I missed him, and yet took a sad ease in his going. 'Twas the easier to talk with Dingley, to play at ombre with the Dean and Mrs Walls; for when he was in presence, my heart waited upon his speech, and he wounded with many a word and look he thought not on. And he writ often in the form of a Journal to Dingley and me, saying:--

"I will write something every day to MD, and when it is full, will send it; and that will be pretty, and I will always be in conversation with MD, and MD with Presto."

'T was near a year since his going when Mrs Coleburn came to Dublin, full of London talk, and her friendship with the great Dr Swift, the hope of the Tories. Indeed, it made her a great woman with the clergy in Dublin, that she knew so much of his sayings and doings, and in what high company he was got, and the clutter he made in London. Much was true, as I knew under his own hand. Much was idle twattle and the giddiness of a woman that will be talking. Now, one day, she visited me, dressed out in the last London mode, and talked as I knotted, and presently says she:--

"And, Mrs Johnson, what will be said, the Doctor being made a Bishop as he now looks for, if he bring home a fine young bride from London? Sure he lives at Mrs Vanhomrigh's, so often is he there; and Hessy is as pretty a girl as eye can see, in her young twenties and a bit of a fortune to boot. I have ever said the Doctor was not on the market for nothing. He is not the man for a portionless beauty. Hath he wrote of this? for all the tongues are wagging, and the lady in such a blaze with the tender passion that she can't by any means smother it."

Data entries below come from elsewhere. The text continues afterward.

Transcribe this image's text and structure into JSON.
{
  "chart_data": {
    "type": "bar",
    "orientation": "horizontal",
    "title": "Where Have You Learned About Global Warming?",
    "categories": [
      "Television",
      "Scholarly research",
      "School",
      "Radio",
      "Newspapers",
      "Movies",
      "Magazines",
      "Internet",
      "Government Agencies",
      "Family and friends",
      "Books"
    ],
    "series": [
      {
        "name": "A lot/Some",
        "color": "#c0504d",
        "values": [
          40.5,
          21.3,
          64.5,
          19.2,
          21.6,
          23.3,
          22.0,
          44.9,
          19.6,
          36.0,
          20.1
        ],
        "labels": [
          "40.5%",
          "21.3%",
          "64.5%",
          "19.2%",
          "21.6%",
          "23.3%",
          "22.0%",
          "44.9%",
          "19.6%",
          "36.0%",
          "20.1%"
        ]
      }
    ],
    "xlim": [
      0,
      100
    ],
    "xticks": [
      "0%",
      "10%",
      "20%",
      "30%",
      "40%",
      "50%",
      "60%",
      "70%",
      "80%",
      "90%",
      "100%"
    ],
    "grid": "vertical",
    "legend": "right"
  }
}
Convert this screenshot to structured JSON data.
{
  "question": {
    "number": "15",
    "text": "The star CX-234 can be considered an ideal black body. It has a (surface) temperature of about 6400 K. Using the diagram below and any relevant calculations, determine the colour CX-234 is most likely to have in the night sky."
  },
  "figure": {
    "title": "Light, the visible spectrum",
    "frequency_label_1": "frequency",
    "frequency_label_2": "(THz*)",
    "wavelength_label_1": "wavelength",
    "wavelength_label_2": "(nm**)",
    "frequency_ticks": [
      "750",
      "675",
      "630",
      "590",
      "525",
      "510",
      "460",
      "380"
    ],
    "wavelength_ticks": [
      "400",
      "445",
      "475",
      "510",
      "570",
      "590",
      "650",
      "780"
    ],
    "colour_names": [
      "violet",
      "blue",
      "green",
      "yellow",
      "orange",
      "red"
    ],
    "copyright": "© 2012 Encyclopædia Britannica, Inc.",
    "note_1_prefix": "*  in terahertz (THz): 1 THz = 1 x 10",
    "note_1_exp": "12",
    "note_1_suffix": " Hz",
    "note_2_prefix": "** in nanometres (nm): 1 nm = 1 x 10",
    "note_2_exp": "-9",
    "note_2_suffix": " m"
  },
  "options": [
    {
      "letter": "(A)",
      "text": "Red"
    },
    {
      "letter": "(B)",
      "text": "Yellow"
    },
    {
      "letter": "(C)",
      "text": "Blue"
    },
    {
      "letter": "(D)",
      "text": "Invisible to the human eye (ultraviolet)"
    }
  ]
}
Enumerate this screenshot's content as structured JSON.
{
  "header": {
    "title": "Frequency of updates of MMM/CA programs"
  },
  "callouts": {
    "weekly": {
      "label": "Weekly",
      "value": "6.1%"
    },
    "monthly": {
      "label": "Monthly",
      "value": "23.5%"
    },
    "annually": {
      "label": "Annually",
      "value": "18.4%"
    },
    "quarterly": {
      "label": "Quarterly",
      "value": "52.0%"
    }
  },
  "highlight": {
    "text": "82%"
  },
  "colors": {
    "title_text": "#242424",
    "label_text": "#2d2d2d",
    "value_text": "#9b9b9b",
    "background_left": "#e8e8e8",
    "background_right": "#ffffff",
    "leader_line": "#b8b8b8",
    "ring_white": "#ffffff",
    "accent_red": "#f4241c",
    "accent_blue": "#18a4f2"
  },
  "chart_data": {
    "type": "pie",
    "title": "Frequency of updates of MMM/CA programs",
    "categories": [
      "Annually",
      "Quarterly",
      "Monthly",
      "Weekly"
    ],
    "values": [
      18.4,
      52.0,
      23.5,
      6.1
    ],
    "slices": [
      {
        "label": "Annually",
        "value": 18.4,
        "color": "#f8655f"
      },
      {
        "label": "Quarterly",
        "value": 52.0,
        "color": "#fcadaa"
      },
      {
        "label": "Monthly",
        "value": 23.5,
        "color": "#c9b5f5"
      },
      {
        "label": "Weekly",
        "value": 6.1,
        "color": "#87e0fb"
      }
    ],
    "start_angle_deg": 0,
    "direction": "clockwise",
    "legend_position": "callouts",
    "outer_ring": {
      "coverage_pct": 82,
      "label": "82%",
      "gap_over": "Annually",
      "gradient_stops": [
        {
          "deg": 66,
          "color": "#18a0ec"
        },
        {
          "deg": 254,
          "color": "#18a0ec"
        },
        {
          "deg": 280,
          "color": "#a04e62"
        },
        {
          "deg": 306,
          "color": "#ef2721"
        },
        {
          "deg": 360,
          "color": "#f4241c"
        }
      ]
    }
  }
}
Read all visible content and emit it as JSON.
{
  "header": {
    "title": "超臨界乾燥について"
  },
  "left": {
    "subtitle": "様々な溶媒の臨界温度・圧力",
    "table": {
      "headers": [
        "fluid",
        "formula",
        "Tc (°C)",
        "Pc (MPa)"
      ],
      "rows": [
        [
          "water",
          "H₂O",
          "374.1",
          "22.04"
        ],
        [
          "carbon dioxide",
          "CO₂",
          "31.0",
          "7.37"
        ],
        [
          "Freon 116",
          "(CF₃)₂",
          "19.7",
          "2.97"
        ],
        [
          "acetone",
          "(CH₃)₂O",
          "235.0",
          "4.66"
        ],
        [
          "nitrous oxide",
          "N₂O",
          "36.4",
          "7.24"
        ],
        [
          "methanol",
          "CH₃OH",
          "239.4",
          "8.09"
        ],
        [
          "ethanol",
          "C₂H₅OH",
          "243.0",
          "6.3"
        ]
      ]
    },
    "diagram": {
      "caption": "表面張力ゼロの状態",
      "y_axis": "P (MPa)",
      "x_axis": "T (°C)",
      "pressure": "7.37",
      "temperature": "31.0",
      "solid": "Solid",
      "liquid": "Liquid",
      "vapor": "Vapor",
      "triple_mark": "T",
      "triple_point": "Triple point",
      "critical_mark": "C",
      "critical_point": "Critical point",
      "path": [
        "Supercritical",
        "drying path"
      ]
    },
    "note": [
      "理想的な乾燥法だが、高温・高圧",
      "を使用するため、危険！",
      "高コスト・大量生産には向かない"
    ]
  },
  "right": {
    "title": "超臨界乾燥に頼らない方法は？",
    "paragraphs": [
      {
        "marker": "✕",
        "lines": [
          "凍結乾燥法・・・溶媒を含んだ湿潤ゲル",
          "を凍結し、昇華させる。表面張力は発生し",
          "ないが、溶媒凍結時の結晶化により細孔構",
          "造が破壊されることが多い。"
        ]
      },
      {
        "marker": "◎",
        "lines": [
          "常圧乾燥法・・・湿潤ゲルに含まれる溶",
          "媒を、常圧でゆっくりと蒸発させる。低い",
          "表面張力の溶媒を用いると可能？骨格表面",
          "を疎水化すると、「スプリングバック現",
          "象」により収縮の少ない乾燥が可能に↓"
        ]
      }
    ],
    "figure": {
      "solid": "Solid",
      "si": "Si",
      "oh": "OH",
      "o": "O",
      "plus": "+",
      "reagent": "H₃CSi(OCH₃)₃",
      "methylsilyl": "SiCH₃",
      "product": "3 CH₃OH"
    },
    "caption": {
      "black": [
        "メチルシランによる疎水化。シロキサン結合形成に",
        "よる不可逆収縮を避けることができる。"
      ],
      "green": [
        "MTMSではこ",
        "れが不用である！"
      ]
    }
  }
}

"Doctor Swift hath often writ of Mrs Vanhomrigh and her hospitalities," says I, smiling. "Also of the charming Miss V. Her name is no stranger here."

So I baffled the woman, and could see her petty malice dumbed. I held the smile on my face like a mask.

"Well, 'tis a charming creature, and the Doctor commends her wit in all quarters; and 't is certain lie should be a judge, for he tutors her in Latin. There's many a man would gladly tutor the seductive Miss Hessy."

When she took leave, I writ to the kind Patty Holt in London. When her reply returned, 't was but to confirm Mrs Coleburn. Then I turned over all his letters--yet did not need--for mention of this woman, and found but three, though of the mother and her house he writ in almost every letter, but making somewhat too light of it. 'Twas a raging pain that he should be her tutor--I had thought that was mine only and not to recur--a memory stored where neither rust nor moth might touch it. Well--what could I but hate the girl? And to hate is a bitter thing: it saps the life and breaks the strength, and so no escape night or day. I must then fancy his letters cooling, and later says Dingley unprompted:--

"The Doctor is took up with his fine friends and his business. La!--for sure he writes not as he did, but is plaguey busy. Two simple women can't expect so much of his time that duchesses go begging for."